Дворник появился сразу. Это был пожилой человек с длинными обвисшими усами, сморщенным лицом и с живыми, пронизывающими и, как определил про себя Бобренок, хитрыми глазами. Он снял шляпу и остановился на две или три ступеньки ниже офицеров (на первый этаж вел один лестничный марш), видно, привык знать свое место.
Бобренок спросил, уверенный, что получит положительный ответ:
- Давно в дворниках?
- Двадцать три года, - ответил человек не без достоинства и глубоко спрятанной гордости.
- Фамилия?
- Синяк.
- Знаете всех жильцов?
- А как же!
- Фамилия пани Василины?
- Грыжовская.
- Давно тут живет?
- Вселилась в конце июня.
- На каком основании?
- А какие были у немцев основания? - едва заметно ухмыльнулся дворник. - Распоряжение магистрата.
- И чем занимается пани Грыжовская? Занималась раньше и занимается теперь?
- Не знаю.
- Ну, - не поверил Бобренок, - а я думал, такой солидный и опытный пан должен знать все, по крайней мере, о своих жильцах.
- О пани Грыжовской ничего не знаю.
- А о других?
- Все, что пана офицера интересует.
- Почему же так?
- Ведь пани недавно поселилась.
- Уже три месяца...
- Да, время прошло, - согласился дворник, - но не так уж долго...
- Мы должны осмотреть квартиру Грыжовской, - вмешался Толкунов.
- Без позволения пани?
- Вот, - майор кивнул на Павлова, - представитель военной комендатуры города, он имеет полномочия. Открывайте двери.
- Но должно же быть распоряжение, - не согласился дворник, - бумага, прошу я вас.
- Будет, - решительно рубанул воздух Бобренок, - все будет, а теперь прошу открыть двери.
- Однако не имею чем... - развел руками дворник.
- Подождите... - Толкунов сделал несколько пружинистых шагов, ударил плечом по дверям, они затрещали, но не поддались. Толкунов ударил сильнее, но и теперь двери выстояли. - Чего стоишь, старлей! - сердито прикрикнул Толкунов на Павлова.
Они нажали вдвоем, замок не выдержал, оборвался, двери распахнулись, и офицеры влетели в переднюю.
Капитан ловко обошел велосипед, занимавший чуть ли не половину узкого прохода, открыл дверь, ведущую в большую и светлую комнату, хорошо обставленную. Полированный буфет с фарфоровой посудой, широкий мягкий диван, ковер чуть ли не на весь пол, большой радиоприемник на низеньком столике возле дивана - удобно, можно растянуться на нем и крутить ручки настройки. Бобренок остановил в передней дворника и девушку.
- В комнату не заходить, - предупредил он. - Ждите тут, будете понятыми.
Дворник согласно кивнул: очевидно, почти за четверть столетия своей работы привык ко всему и знал, каковы обязанности понятых.
- А ты, старлей, - Толкунов подтолкнул Павлова к выходу, - покарауль на лестничной клетке. Впускать всех и никого не выпускать.
- Слушаюсь!
Обеспечив тылы, розыскники принялись внимательно осматривать квартиру. Бобренок быстро перебрал вещи в шкафу: висело там лишь несколько платьев, пальто, лежало белье. Толкунов выдвинул ящики комода и тоже не нашел ничего интересного. Заглянул под диван, пощупал подушки - с тем же результатом. Вдруг его взгляд остановился на чем-то... Бобренок проследил за ним и увидел ящик для обуви около входа. Обычный фанерный ящик, обитый дерматином, и пара стоптанных туфель стояла на нем.
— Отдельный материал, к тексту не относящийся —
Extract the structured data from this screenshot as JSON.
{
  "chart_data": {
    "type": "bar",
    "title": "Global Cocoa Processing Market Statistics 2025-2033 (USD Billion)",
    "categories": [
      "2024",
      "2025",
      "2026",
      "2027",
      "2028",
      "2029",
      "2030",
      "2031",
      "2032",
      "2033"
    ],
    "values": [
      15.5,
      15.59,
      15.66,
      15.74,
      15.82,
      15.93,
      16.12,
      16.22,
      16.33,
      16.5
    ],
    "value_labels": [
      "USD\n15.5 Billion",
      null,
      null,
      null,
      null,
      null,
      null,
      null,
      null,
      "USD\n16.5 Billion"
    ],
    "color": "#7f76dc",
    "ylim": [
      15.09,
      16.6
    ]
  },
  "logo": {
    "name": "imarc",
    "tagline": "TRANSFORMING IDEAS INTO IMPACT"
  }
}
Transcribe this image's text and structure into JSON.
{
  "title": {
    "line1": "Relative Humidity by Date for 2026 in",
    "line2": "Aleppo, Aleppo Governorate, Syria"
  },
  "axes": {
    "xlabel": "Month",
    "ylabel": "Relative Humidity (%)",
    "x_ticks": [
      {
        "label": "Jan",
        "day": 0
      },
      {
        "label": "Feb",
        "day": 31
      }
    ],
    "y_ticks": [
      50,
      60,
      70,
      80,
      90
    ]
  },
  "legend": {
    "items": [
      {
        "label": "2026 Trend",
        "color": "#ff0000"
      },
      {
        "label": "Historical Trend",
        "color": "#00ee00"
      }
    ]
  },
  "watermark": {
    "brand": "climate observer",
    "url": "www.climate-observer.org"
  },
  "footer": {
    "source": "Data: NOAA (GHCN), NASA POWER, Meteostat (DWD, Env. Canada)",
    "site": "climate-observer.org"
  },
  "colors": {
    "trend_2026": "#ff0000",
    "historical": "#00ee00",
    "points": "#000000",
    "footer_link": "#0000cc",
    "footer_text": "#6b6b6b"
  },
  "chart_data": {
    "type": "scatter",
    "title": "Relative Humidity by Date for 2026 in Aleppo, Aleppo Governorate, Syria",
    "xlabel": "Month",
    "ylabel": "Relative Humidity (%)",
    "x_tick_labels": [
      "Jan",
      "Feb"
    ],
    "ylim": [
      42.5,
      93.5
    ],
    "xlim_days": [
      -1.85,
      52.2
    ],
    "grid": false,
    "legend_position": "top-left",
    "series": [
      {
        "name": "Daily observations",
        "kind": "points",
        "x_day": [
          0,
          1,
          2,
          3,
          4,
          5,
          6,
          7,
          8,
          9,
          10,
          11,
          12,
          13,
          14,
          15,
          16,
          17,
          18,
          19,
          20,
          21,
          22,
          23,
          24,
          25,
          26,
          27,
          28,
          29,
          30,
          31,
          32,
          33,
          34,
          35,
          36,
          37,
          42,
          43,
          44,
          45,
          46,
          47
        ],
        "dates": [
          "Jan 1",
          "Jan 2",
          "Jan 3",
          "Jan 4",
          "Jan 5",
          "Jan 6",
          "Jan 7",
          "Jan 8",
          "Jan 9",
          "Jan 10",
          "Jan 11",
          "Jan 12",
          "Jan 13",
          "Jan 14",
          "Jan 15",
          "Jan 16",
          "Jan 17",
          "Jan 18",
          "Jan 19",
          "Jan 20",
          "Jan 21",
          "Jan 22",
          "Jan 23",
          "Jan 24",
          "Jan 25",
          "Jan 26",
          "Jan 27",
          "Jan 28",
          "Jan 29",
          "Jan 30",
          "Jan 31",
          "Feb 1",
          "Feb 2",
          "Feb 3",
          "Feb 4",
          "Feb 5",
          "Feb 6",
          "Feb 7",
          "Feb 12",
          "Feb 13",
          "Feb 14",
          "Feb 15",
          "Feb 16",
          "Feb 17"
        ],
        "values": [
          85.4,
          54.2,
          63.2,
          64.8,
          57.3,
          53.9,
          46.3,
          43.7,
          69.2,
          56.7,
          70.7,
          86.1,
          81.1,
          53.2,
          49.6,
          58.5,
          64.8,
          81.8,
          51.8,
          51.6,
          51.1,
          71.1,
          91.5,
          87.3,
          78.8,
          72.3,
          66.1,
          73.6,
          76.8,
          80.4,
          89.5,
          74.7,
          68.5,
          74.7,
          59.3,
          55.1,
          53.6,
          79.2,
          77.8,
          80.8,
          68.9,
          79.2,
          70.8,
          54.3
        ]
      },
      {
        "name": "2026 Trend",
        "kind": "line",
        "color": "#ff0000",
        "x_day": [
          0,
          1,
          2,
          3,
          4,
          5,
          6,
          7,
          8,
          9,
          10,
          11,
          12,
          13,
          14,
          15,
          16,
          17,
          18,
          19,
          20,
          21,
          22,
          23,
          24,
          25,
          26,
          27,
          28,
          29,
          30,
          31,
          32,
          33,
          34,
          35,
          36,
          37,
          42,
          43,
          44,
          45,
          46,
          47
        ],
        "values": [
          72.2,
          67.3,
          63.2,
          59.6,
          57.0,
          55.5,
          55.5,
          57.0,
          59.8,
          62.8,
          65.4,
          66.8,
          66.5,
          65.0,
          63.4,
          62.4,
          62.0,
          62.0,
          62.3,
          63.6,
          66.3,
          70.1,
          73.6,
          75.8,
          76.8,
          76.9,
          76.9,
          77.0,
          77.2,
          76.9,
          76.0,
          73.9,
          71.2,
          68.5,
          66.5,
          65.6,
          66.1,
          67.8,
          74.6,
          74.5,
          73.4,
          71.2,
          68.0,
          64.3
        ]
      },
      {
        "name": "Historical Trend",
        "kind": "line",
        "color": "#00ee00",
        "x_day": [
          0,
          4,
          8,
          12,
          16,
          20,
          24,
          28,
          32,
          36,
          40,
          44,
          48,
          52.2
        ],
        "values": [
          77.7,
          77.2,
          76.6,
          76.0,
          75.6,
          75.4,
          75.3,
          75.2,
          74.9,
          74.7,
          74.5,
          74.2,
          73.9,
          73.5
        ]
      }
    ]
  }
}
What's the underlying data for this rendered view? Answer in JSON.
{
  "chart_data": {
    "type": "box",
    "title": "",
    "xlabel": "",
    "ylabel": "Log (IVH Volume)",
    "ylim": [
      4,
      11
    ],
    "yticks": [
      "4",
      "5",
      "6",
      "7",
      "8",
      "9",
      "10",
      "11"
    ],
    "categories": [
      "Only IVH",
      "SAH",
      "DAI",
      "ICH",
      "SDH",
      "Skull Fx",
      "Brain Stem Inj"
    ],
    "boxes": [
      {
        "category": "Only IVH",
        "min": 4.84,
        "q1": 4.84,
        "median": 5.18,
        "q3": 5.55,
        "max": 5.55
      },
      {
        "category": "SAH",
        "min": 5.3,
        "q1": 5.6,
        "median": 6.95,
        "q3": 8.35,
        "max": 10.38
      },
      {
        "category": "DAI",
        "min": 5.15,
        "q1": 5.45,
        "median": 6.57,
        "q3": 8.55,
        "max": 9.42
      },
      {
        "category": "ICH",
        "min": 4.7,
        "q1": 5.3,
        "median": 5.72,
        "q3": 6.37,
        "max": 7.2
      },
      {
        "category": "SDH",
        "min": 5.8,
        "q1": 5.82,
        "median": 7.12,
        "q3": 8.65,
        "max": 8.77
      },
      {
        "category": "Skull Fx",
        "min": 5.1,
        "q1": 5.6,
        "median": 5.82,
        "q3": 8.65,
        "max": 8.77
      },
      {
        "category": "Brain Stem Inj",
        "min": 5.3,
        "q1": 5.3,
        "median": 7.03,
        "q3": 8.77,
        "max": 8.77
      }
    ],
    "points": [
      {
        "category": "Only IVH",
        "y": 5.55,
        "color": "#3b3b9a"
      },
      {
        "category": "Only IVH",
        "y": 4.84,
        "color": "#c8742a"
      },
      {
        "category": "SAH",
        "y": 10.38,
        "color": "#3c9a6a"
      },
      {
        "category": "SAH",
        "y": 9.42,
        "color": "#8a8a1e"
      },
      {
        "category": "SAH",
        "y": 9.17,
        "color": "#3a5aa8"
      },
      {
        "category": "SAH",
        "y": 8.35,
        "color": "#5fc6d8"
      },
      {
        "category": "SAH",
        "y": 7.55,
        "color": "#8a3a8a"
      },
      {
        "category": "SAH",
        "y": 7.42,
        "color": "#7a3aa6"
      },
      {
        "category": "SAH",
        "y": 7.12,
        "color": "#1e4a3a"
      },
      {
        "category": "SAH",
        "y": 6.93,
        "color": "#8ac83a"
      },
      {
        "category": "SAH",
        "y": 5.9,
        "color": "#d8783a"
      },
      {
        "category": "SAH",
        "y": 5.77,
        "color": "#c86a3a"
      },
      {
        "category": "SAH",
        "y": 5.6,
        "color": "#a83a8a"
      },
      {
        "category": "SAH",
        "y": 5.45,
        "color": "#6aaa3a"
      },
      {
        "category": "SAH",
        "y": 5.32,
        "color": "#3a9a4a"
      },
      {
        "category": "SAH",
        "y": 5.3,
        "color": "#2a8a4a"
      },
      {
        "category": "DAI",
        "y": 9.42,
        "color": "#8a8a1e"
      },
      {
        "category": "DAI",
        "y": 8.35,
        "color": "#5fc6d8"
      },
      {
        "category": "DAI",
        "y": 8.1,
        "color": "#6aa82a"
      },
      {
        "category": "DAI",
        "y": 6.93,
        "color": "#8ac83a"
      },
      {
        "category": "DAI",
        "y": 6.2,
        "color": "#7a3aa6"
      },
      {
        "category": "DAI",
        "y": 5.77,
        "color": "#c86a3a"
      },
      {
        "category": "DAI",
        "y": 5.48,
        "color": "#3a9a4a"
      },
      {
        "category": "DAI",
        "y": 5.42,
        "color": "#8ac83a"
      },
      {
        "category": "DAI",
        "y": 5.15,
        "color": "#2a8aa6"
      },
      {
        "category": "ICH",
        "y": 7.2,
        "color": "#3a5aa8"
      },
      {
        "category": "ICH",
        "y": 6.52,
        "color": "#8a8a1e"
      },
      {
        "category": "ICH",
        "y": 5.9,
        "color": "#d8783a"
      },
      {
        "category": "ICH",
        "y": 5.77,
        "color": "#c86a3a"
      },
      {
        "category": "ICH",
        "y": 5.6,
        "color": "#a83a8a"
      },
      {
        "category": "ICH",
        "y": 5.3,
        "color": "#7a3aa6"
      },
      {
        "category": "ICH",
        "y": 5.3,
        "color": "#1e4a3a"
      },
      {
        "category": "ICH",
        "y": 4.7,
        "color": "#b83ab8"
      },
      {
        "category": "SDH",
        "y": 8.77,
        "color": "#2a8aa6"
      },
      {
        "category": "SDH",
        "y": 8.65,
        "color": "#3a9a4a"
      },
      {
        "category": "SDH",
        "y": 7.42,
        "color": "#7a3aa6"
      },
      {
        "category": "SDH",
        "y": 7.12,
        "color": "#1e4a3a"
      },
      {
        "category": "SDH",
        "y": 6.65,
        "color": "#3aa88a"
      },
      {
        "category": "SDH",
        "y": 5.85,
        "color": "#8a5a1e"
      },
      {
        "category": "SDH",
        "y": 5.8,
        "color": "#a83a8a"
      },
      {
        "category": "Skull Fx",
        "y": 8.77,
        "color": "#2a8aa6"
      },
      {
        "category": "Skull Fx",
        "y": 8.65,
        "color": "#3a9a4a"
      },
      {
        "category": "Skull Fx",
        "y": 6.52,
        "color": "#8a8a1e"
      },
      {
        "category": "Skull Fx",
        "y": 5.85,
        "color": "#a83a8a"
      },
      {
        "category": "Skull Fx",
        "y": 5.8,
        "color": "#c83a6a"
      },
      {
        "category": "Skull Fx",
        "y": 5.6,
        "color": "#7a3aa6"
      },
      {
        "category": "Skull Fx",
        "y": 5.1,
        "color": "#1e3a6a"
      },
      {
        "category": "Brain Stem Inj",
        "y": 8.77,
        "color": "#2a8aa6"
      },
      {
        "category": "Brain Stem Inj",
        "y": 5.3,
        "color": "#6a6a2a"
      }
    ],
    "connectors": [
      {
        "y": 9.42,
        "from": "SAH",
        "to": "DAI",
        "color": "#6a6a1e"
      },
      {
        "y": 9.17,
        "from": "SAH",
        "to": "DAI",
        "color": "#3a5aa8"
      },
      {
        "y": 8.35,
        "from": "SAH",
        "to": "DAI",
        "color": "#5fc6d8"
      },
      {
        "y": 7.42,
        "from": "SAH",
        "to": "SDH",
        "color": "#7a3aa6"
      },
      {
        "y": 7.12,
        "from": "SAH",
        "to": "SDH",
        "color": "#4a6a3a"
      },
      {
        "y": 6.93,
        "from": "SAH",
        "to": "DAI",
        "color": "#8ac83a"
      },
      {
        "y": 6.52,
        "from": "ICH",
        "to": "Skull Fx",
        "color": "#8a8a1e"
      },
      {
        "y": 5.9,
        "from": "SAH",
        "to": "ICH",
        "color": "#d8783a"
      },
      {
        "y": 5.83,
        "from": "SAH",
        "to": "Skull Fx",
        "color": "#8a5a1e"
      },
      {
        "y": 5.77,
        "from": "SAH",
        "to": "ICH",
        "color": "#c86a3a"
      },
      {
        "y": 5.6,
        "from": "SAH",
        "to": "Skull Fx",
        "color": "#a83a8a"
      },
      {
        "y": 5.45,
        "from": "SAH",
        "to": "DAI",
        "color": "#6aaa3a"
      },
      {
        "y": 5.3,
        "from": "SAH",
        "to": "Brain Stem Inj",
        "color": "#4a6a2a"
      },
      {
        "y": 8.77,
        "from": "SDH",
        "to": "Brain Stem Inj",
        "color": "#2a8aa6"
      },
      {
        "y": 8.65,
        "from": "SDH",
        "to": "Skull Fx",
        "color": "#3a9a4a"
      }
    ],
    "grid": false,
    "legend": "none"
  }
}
Капитан опустился на колени у ящика, отбросил крышку, и довольный возглас вырвался у него. Однако быстро оглянулся на майора и закрыл ящик. Хлопнул дверью под носом у понятых, с любопытством заглядывавших в комнату.
- Вот она, родная... - Толкунов растроганно погладил ладонью дерматиновую крышку.
Бобренок тоже склонился над ящиком. Да, немецкая рация, которую они так долго разыскивают...
Но куда исчезла пани Василина Грыжовская? Немецкая шпионка, свободно разъезжающая по городу на велосипеде. Она собирает информацию, а потом передает шифровки по рации. Но ведь старший лейтенант уверяет, что пани не выходила из дома.
- Может, у соседей? - спросил Толкунов.
- Оставайся тут, - приказал майор Толкунову. - Осмотри все еще раз, а я обыщу дом.
Сначала они с дворником спустились в подвал - небольшое помещение с зарешеченными секциями, где жильцы дома хранили овощи и всякий хлам. Спрятаться тут было негде, и майор отправился во внутренний садик. Минуты хватило, чтобы убедиться: и здесь также никто не затаился.
И тогда они стали обходить квартиры. Им открывали испуганные люди. Майор вежливо объяснял им, что военная комендатура разыскивает проживающую в доме Василину Грыжовскую. Тщательно осмотрели все квартиры, чердак, но Грыжовскую не нашли.
Они возвратились в квартиру на первом этаже. Бобренок позвал Павлова, отпустив девушку и дворника. Сел на диван, предложив Павлову стул. Рассказал, что нашли в квартире. Наблюдая, как Толкунов продолжает обыскивать комнату, сказал:
- Давайте, старший лейтенант, все сначала. И прошу вас - вплоть до самых незначительных деталей.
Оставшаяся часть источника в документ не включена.